Calcio shock: l'ex portiere di Juventus e della nazionale austriaca Alex Manninger stroncato da un incidente

IL LUTTO

L'austriaco è stato travolto da un treno a un passaggio a livello: in corso le indagini per ricostruire l'esatta dinamica dell'incidente, il mondo del calcio è sotto shock


Di GIANLUCA SCANU

Il calcio internazionale vive ore di sgomento per la morte di Alex Manninger, scomparso a 48 anni in un drammatico incidente nei pressi di Salisburgo. L’ex portiere austriaco, volto noto anche in Italia per le sue stagioni con Juventus, Fiorentina, Torino, Bologna, Brescia e Siena, perde la vita mentre è alla guida della sua auto, travolta da un treno in un passaggio a livello senza barriere. La notizia rimbalza rapidamente tra Austria, Italia e Inghilterra, dove Manninger aveva lasciato un ricordo profondo.

I tragici fatti. Le autorità spiegano che «secondo le prime indagini, l'auto è stata urtata da un convoglio della Salzburger Lokalbahn mentre attraversava il passaggio a livello ed è stata trascinata. Il conducente era solo nel veicolo. Il macchinista del treno è rimasto illeso». Le prime ricostruzioni confermano che il veicolo viene colpito e trascinato per diversi metri, senza possibilità di salvezza nonostante l’arrivo immediato dei soccorsi. Illesi il macchinista e i venticinque passeggeri del convoglio. La tragedia scuote club, tifosi e istituzioni calcistiche, che ricordano un professionista esemplare e un uomo stimato ovunque abbia giocato.

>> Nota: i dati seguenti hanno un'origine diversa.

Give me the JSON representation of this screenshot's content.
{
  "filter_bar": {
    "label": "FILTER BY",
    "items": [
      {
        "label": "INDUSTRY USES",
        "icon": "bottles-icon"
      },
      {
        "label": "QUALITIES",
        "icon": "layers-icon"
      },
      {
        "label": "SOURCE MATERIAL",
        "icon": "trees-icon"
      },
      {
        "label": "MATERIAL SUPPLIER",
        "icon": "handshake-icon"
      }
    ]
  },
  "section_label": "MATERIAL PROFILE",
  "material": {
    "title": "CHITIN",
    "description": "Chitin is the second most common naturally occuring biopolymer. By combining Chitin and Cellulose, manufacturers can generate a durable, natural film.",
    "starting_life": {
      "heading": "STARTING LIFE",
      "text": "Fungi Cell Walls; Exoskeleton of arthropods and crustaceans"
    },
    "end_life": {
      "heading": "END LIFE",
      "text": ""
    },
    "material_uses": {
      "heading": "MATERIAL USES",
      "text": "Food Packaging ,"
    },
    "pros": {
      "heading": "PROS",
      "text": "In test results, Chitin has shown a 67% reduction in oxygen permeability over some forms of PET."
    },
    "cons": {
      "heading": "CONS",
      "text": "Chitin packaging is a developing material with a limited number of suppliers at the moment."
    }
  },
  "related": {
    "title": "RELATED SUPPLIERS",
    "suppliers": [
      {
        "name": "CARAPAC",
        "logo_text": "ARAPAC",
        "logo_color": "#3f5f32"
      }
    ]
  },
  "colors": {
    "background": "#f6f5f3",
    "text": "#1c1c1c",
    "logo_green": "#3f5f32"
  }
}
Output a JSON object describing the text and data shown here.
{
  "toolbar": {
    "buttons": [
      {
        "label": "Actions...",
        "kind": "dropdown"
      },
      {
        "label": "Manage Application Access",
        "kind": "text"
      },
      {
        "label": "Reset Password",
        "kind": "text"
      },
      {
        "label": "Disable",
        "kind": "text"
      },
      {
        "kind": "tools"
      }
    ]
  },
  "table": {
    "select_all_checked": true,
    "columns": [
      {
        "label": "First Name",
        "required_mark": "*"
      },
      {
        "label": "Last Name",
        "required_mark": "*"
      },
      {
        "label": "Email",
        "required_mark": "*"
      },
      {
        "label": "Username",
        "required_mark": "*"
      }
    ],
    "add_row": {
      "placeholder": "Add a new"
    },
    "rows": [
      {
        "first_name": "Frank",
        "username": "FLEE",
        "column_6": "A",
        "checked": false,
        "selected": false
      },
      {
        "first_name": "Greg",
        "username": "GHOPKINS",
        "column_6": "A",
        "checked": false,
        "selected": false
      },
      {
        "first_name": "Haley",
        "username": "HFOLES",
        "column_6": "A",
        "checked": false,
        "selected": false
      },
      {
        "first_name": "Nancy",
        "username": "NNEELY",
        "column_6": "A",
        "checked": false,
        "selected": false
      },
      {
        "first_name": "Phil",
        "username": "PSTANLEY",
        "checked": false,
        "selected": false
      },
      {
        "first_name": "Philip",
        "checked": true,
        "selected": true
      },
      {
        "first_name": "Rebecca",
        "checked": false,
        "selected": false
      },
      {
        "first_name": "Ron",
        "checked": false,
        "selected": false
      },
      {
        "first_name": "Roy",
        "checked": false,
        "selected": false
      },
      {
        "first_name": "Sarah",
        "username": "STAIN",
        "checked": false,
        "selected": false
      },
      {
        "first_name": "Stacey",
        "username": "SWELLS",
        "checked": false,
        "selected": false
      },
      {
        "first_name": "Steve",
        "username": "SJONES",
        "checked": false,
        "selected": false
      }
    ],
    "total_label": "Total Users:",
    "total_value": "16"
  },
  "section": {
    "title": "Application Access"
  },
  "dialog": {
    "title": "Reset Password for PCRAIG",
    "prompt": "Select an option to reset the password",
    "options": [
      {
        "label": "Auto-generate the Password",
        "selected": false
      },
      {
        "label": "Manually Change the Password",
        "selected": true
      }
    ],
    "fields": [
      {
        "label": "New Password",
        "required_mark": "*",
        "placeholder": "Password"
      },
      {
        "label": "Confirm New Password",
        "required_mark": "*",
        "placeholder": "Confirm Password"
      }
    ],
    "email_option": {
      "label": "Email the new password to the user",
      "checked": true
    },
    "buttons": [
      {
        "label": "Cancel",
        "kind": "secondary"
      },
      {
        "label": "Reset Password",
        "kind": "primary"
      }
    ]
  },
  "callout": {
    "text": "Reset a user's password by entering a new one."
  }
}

Il cordoglio. Il cordoglio arriva da ogni parte d’Europa: l’Arsenal parla di shock, il Liverpool si unisce al dolore, mentre la Federcalcio di Vienna ricorda che «Alexander Manninger è stato un ambasciatore eccezionale del calcio austriaco». La Juventus sottolinea: «Oggi è un giorno molto triste. Abbiamo perso non solo un grande atleta, ma un uomo di rari valori: umiltà, dedizione e un eccezionale senso di professionalità». E conclude: «Alex Manninger sarà ricordato per l'esempio che dato, in campo e fuori».

L'identikit

Alex Manninger nasce a Salisburgo il 4 giugno 1977, in una famiglia legata allo sport e abituata alla disciplina, elementi che lo accompagnano per tutta la carriera. Cresce calcisticamente nelle giovanili locali prima di affacciarsi al professionismo in Austria, dove mette subito in mostra reattività e carattere. Il salto internazionale arriva nel 1997, quando l’Arsenal lo porta in Premier League: a Londra diventa il vice di Seaman e contribuisce al double del 1997‑98. Dopo l’esperienza inglese si apre la lunga parentesi italiana, con le maglie di Fiorentina, Torino, Bologna, Brescia, Siena e soprattutto Juventus, dove aggiunge uno scudetto al suo palmarès. Con la Nazionale austriaca colleziona 33 presenze, diventando un riferimento per quasi un decennio. Chiude la carriera in Inghilterra, al Liverpool, dove pur senza presenze ufficiali lascia un ricordo di grande professionalità e affidabilità.